The handbook also addresses disability in legal clinics. Universities are bound by provisions that bar discrimination in providing education or accessing their services. Clinics must ensure that their services do not discriminate against individuals with disabilities. Clinics must also be diligent in considering disability for staff, supervisors, and students. Supervising staff must be familiar with disability accommodation. This can be done through physical adjustments, provisions of materials in different forms, etc. Supervisors must also ensure that clinic recruitment processes do not discriminate in the selection of students. Supervisors should also ensure that there are sufficient student training measures for dealing with interactions with disabled clients.

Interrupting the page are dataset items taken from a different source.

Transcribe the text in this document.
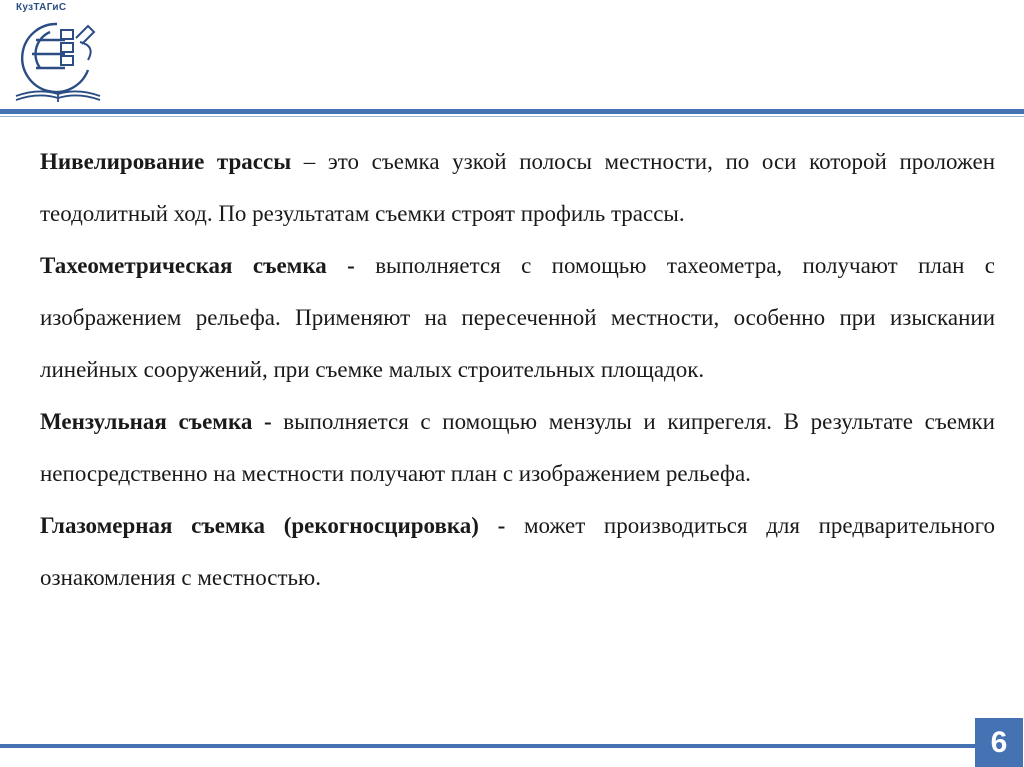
КузТАГиС

Нивелирование трассы – это съемка узкой полосы местности, по оси которой проложен теодолитный ход. По результатам съемки строят профиль трассы.

Тахеометрическая съемка - выполняется с помощью тахеометра, получают план с изображением рельефа. Применяют на пересеченной местности, особенно при изыскании линейных сооружений, при съемке малых строительных площадок.

Мензульная съемка - выполняется с помощью мензулы и кипрегеля. В результате съемки непосредственно на местности получают план с изображением рельефа.

Глазомерная съемка (рекогносцировка) - может производиться для предварительного ознакомления с местностью.

6
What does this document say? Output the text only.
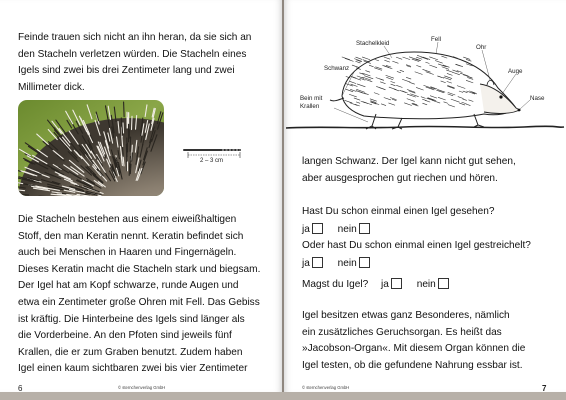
Feinde trauen sich nicht an ihn heran, da sie sich an
den Stacheln verletzen würden. Die Stacheln eines
Igels sind zwei bis drei Zentimeter lang und zwei
Millimeter dick.
2 – 3 cm
Die Stacheln bestehen aus einem eiweißhaltigen
Stoff, den man Keratin nennt. Keratin befindet sich
auch bei Menschen in Haaren und Fingernägeln.
Dieses Keratin macht die Stacheln stark und biegsam.
Der Igel hat am Kopf schwarze, runde Augen und
etwa ein Zentimeter große Ohren mit Fell. Das Gebiss
ist kräftig. Die Hinterbeine des Igels sind länger als
die Vorderbeine. An den Pfoten sind jeweils fünf
Krallen, die er zum Graben benutzt. Zudem haben
Igel einen kaum sichtbaren zwei bis vier Zentimeter
6	© sternchenverlag GmbH
Stachelkleid
Fell
Ohr
Schwanz	Auge
Nase
Bein mit
Krallen
langen Schwanz. Der Igel kann nicht gut sehen,
aber ausgesprochen gut riechen und hören.
Hast Du schon einmal einen Igel gesehen?
ja	nein
Oder hast Du schon einmal einen Igel gestreichelt?
ja	nein
Magst du Igel? ja	nein
Igel besitzen etwas ganz Besonderes, nämlich
ein zusätzliches Geruchsorgan. Es heißt das
»Jacobson-Organ«. Mit diesem Organ können die
Igel testen, ob die gefundene Nahrung essbar ist.
© sternchenverlag GmbH	7
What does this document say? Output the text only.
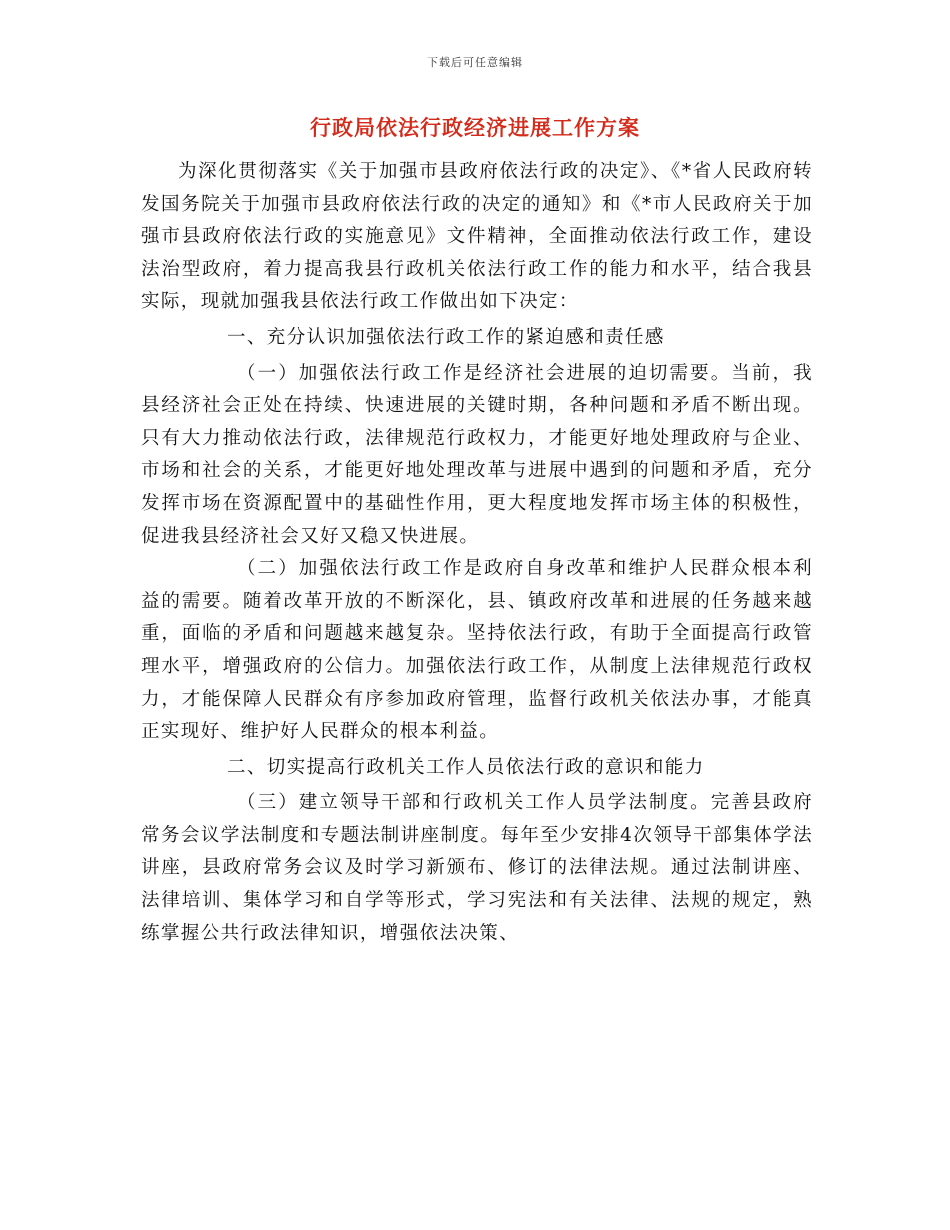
下载后可任意编辑
行政局依法行政经济进展工作方案

为深化贯彻落实《关于加强市县政府依法行政的决定》、《*省人民政府转发国务院关于加强市县政府依法行政的决定的通知》和《*市人民政府关于加强市县政府依法行政的实施意见》文件精神，全面推动依法行政工作，建设法治型政府，着力提高我县行政机关依法行政工作的能力和水平，结合我县实际，现就加强我县依法行政工作做出如下决定：

一、充分认识加强依法行政工作的紧迫感和责任感

（一）加强依法行政工作是经济社会进展的迫切需要。当前，我县经济社会正处在持续、快速进展的关键时期，各种问题和矛盾不断出现。只有大力推动依法行政，法律规范行政权力，才能更好地处理政府与企业、市场和社会的关系，才能更好地处理改革与进展中遇到的问题和矛盾，充分发挥市场在资源配置中的基础性作用，更大程度地发挥市场主体的积极性，促进我县经济社会又好又稳又快进展。

（二）加强依法行政工作是政府自身改革和维护人民群众根本利益的需要。随着改革开放的不断深化，县、镇政府改革和进展的任务越来越重，面临的矛盾和问题越来越复杂。坚持依法行政，有助于全面提高行政管理水平，增强政府的公信力。加强依法行政工作，从制度上法律规范行政权力，才能保障人民群众有序参加政府管理，监督行政机关依法办事，才能真正实现好、维护好人民群众的根本利益。

二、切实提高行政机关工作人员依法行政的意识和能力

（三）建立领导干部和行政机关工作人员学法制度。完善县政府常务会议学法制度和专题法制讲座制度。每年至少安排4次领导干部集体学法讲座，县政府常务会议及时学习新颁布、修订的法律法规。通过法制讲座、法律培训、集体学习和自学等形式，学习宪法和有关法律、法规的规定，熟练掌握公共行政法律知识，增强依法决策、
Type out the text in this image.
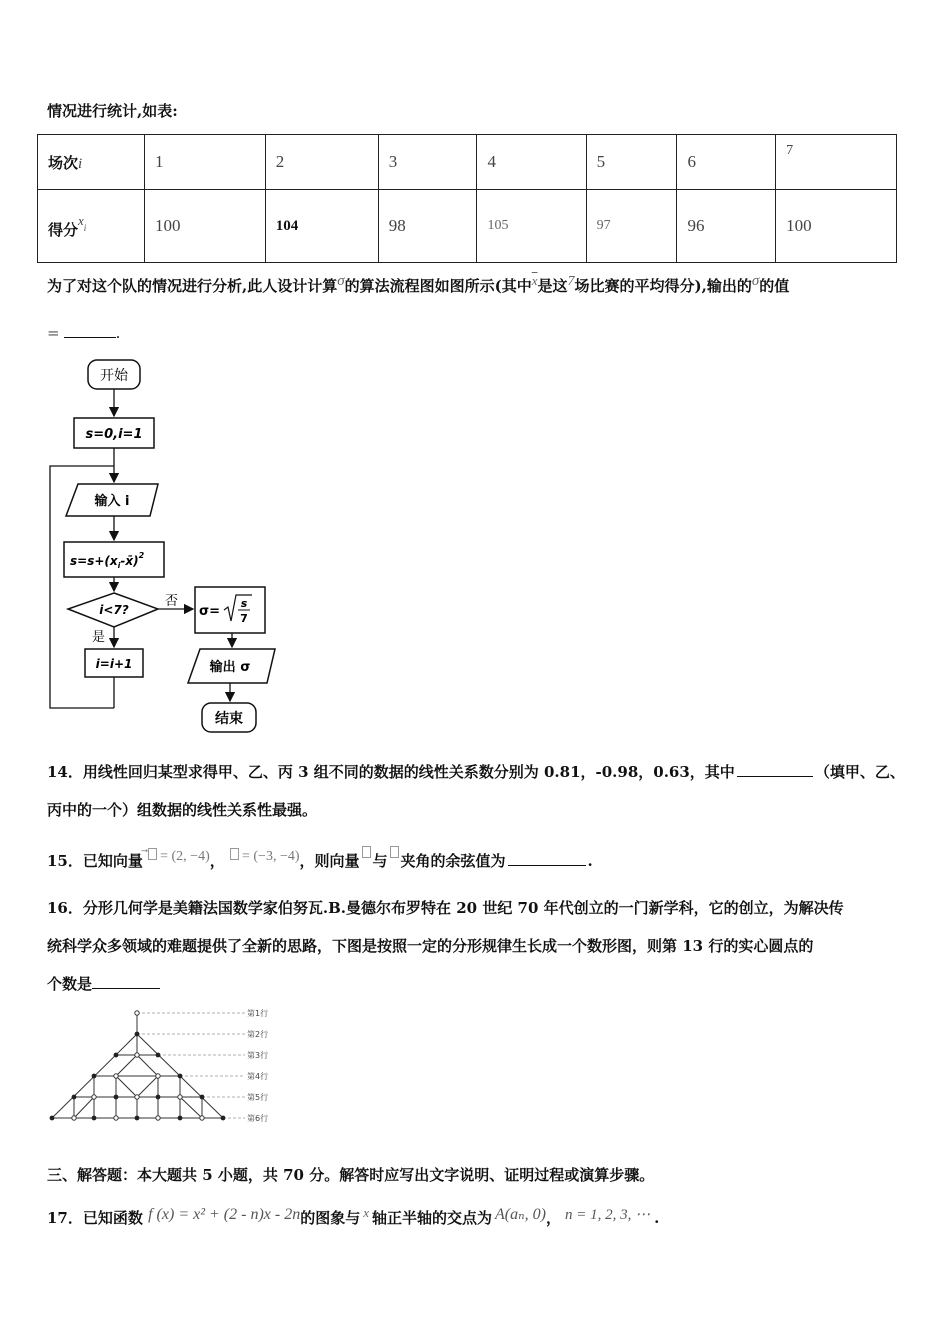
情况进行统计,如表:
场次i	1	2	3	4	5	6	7
得分$x^i$	100	104	98	105	97	96	100
为了对这个队的情况进行分析,此人设计计算σ的算法流程图如图所示(其中$\overline{x}$是这7场比赛的平均得分),输出的σ的值
=	.
开始
s=0,i=1
输入 i
$s=s+(x_i-x̄)^2$
i<7?
否
是
i=i+1
σ=
s
7
输出 σ
结束
14．用线性回归某型求得甲、乙、丙 3 组不同的数据的线性关系数分别为 0.81，-0.98，0.63，其中	（填甲、乙、
丙中的一个）组数据的线性关系性最强。
15．已知向量 = (2, −4)， = (−3, −4)，则向量 与 夹角的余弦值为	.
16．分形几何学是美籍法国数学家伯努瓦.B.曼德尔布罗特在 20 世纪 70 年代创立的一门新学科，它的创立，为解决传
统科学众多领域的难题提供了全新的思路，下图是按照一定的分形规律生长成一个数形图，则第 13 行的实心圆点的
个数是
第1行
第2行
第3行
第4行
第5行
第6行
三、解答题：本大题共 5 小题，共 70 分。解答时应写出文字说明、证明过程或演算步骤。
17．已知函数 f (x) = x² + (2 - n)x - 2n的图象与 x 轴正半轴的交点为 A(aₙ, 0)， n = 1, 2, 3, ⋯ .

The handbook also addresses the mental well-being of clinical supervisors. The emotional well-being of clinic staff is affected if they do not enjoy the same compensation, status, or job security as other law school or academic colleagues. Clinic work can be labour-intensive and expensive, depending on the model employed. Clinical legal education requires a small number of students per supervisor for quality supervision of student work and competent representation of the client. Low student-to-faculty ratios allow students to receive more individualized attention from their supervisors and promote staff well-being. Despite the impact that more supervisor access for students may have, supervisors must be diligent in implementing policies pertaining to clinic students and supervisors’ emotional well-being and mental health.

Linden Thomas & Nick Johnson, The Clinical Legal Education Handbook (London: Institute of Advanced Legal Studies, University of London Press, 2020).